The Worst Trade In History

Manna-hata, 1609

Henry Hudson was an Englishman working for the Dutch West India Company. He was looking for a new route to Asia when he first sailed down the river that would one day bear his name.

The Lenape people native to the area called the island Manna-hata - ‘a thicket where wood can be found to make bows’ and welcomed the first Europeans to their home. They shared the land, trading guns, beads and wool.

Within a few years, the Dutch built a town at the southern tip of the island and called it New Amsterdam. Then they built a wall 12 feet tall at the northern tip to keep the Lenape and the British out.

Manna-hata, 1626

A Dutchman named Peter Minuit sailed into Manna-hata in 1626. Minuit bought the entire island for 60 guilders - in today’s money, about the cost of an iPhone.

Manna-hata became Manhattan and, after the Brits seized the island in 1864, New Amsterdam became New York (named after the grand old Duke of York).

The road north became Broadway, the 12 feet tall wall became Wall Street.

The British removed the wall in 1699, but the name remained. In 1792, Wall Street opened its first stock exchange…

Looking back, Manna-hata was perhaps the worst trade in history (or the best - depends, doesn’t it?).

Social media Manna-hata

History rhymes.

Today’s social media giants are centralized, hoarding petabytes of our personal data. This fuels data breaches, bias and billions in ad revenue at our expense.

Check out your social media app’s privacy settings - by clicking that box, you allow the app to collect personal info such as:

  • What devices you use.
  • Your device IP and MAC addresses.
  • The personal info you hand over when signing up - name, DOB, email and home address.
  • Your location - constantly tracked and updated.
  • The app content you consume and the ads you click.
  • Other apps and websites you visit.
  • Info shared with ad vendors and analyzed by analytics companies.

It’s free because you’re the product, you’re the merch.

That’s why Meta - the company operating Facebook, Instagram and WhatsApp - is worth almost $1.5 trillion, 98% of its profits from ads leveraging the data of 7 billion monthly users.

Centralized social media makes us all mini-Manna-hatas.

It’s a bad trade.

Decentralization flips the script

In a world where 5.5 billion people use social media for over 2 hours a day, trust matters more than ever. 83% of consumers wonder whether they trust companies to keep their data safe, with 63% opting out of working with a business due to privacy concerns.

Trust has become a commodity of its own.

Trust: The $140 billion trade

Imagine a social media landscape where people aren’t products, but creators in command of their data, their content and their cash.

That’s the world allgram’s building - a decentralized social network etched into the blockchain:

  • Our peer-to-peer architecture revolutionizes social connectivity.
  • Our agentic AI curates personalized, intelligent interactions without invasive tracking.
  • Our decentralized blockchain delivers data sovereignty to every user.
  • Our built-in encryption ensures end-to-end privacy.

Decentralization empowers billions to connect without compromise.
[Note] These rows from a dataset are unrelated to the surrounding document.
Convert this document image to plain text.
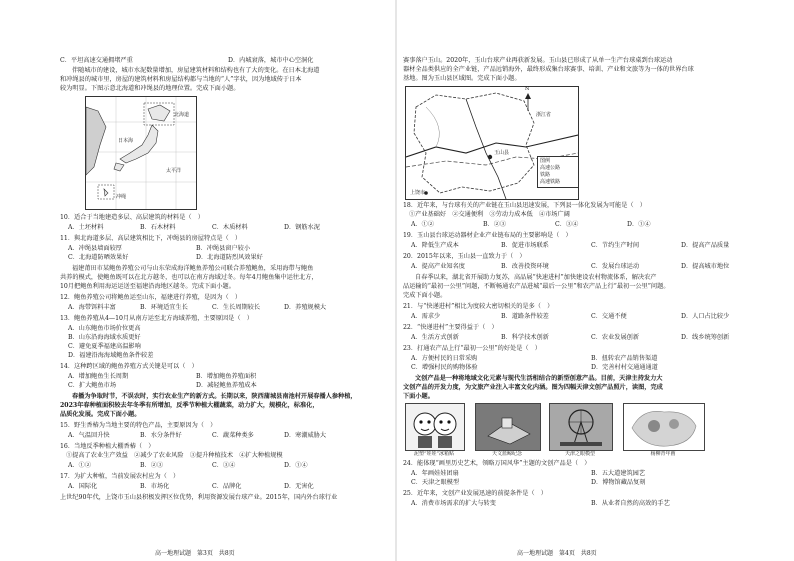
C．平坦高速交通拥堵严重	D．内城衰落，城市中心空洞化
伴随城市的建设，城市水泥数量增加，房屋建筑材料和结构也有了大的变化。在日本北海道
和冲绳县的城市里，房屋的建筑材料和房屋结构都与当地的“人”字状，因为地域传于日本
较为明显。下图示意北海道和冲绳县的地理位置。完成下面小题。
日本海
太平洋
北海道
冲绳
10．适合于当地建造多层、高层建筑的材料是（　）
A．土坯材料	B．石木材料	C．木质材料	D．钢筋水泥
11．與北海道多层、高层建筑相比下，冲绳县的房屋特点是（　）
A．冲绳县墙面较厚	B．冲绳县窗户较小
C．北海道防晒效果好	D．北海道防烈风效果好
福建莆田市某鲍鱼养殖公司与山东荣成海洋鲍鱼养殖公司联合养殖鲍鱼，采用海带与鲍鱼
共养的模式，使鲍鱼既可以在北方越冬，也可以在南方海域过冬。每年4月鲍鱼集中运往北方，
10月把鲍鱼利用海运运送至福建沿海地区越冬。完成下面小题。
12．鲍鱼养殖公司将鲍鱼运至山东，福建进行养殖，是因为（　）
A．海带饵料丰富	B．环境适宜生长	C．生长周期较长	D．养殖规模大
13．鲍鱼养殖从4—10月从南方运至北方海域养殖，主要原因是（　）
A．山东鲍鱼市场价位更高
B．山东沿海海域水质更好
C．避免夏季福建高温影响
D．福建沿海海域鲍鱼条件较差
14．这种跨区域的鲍鱼养殖方式关键是可以（　）
A．增加鲍鱼生长周期	B．增加鲍鱼养殖面积
C．扩大鲍鱼市场	D．减轻鲍鱼养殖成本
春播为争取时节，不误农时，实行农业生产的新方式。长期以来，陕西蒲城县南池村开展春播人参种植，
2023年春种植面积较去年冬季有所增加，反季节种植大棚蔬菜，动力扩大，规模化，标准化，
品质化发展。完成下面小题。
15．野生香椿为当地主要的特色产品，主要原因为（　）
A．气温回升快	B．水分条件好	C．蔬菜种类多	D．寒潮威胁大
16．当地反季种植大棚香椿（　）
①提高了农业生产效益　②减少了农业风险　③提升种植技术　④扩大种植规模
A．①②	B．②③	C．③④	D．①④
17．为扩大种植，当前发展农村应为（　）
A．国际化	B．市场化	C．品牌化	D．无害化
上世纪90年代，上饶市玉山县积极发挥区位优势，利用资源发展台球产业。2015年，国内外台球行业
高一地理试题　第3页　共8页
赛事落户玉山。2020年，玉山台球产业再获新发展。玉山县已形成了从单一生产台球桌到台球运动
器材全品类供应的全产业链，产品远销海外，最终形成集台球赛事、培训、产业和文旅等为一体的世界台球
基地。图为玉山县区域图。完成下面小题。
N
玉山县
上饶市
浙江省
图例
高速公路
铁路
高速铁路
18．近年来，与台球有关的产业链在玉山县迅速发展，下列县一体化发展为可能是（　）
①产业基础好　②交通便利　③劳动力成本低　④市场广阔
A．①②	B．②③	C．③④	D．①④
19．玉山县台球运动器材企业产业链布局的主要影响是（　）
A．降低生产成本	B．促进市场联系	C．节约生产时间	D．提高产品质量
20．2015年以来，玉山县一直致力于（　）
A．提高产业知名度	B．改善投资环境	C．发展台球运动	D．提高城市地位
自春季以来，湖北省开展助力复苏，高品展“快速进村”加快建设农村物流体系，解决农产
品运输的“最初一公里”问题，不断畅通农产品进城“最后一公里”和农产品上行“最初一公里”问题。
完成下面小题。
21．与“快递进村”相比为度较大密切相关的是多（　）
A．需求少	B．道路条件较差	C．交通不便	D．人口占比较少
22．“快递进村”主要得益于（　）
A．生活方式创新	B．科学技术创新	C．农业发展创新	D．线乡统筹创新
23．打通农产品上行“最初一公里”的好处是（　）
A．方便村民的日常采购	B．扭转农产品销售渠道
C．增强村民的购物体验	D．完善村村交通通通道
文创产品是一种将地域文化元素与现代生活相结合的新型创意产品。目前，天津主持发力大
文创产品的开发力度，为文旅产业注入丰富文化内涵。图为四幅天津文创产品照片，读图，完成
下面小题。
泥塑“娃娃”冰箱贴	天文蓝鲸纪念	天津之眼模型	杨柳青年画
24．能体现“画里历史艺术，领略万国风华”主题的文创产品是（　）
A．年画娃娃团扇	B．五大道建筑园艺
C．天津之眼模型	D．博物馆藏品复刻
25．近年来，文创产业发展迅速的前提条件是（　）
A．消费市场需求的扩大与转变	B．从业者自然的高效的手艺
高一地理试题　第4页　共8页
No more data silos, no surveillance capitalism - just pure, user-owned expression.

It’s not just tech - it’s a movement toward trust, equity and innovation.

That’s the reason we’re aiming to capture the $140 billion decentralized social media market and redefine Web3.

We’re building a world empowering people to connect without compromise - and that’s why we created and adhere to the Three Laws of Data.

At allgram, your data is yours.

It’s a good trade.

Postscript: Manna-hata redux

In 1926, the Dutch government gifted a monument to New York city. It depicts a Dutchman and a Lenape standing together. The Lenape’s clothes are wrong - they’re Plains Native American, not Lenape.

Today, the monument sits in Battery Park in Lower Manhattan, ferries docked nearby to take tourists to Ellis Island and the Statue of Liberty.

Further north, a bronze plaque sits in Inwood Hill Park. It says:

According to legend, on this site of the principal Manhattan Indian village, Peter Minuit in 1626 purchased Manhattan island for trinkets and beads then worth about 60 guilders.”

Historians now wonder whether the Lenape actually meant to sell Manna-hata at all - cultural differences on ownership and property rights may have confused the trade.

The Lenape likely intended to rent or lease Manhattan to the Dutch - similar to Britain’s 99-year lease on Hong Kong.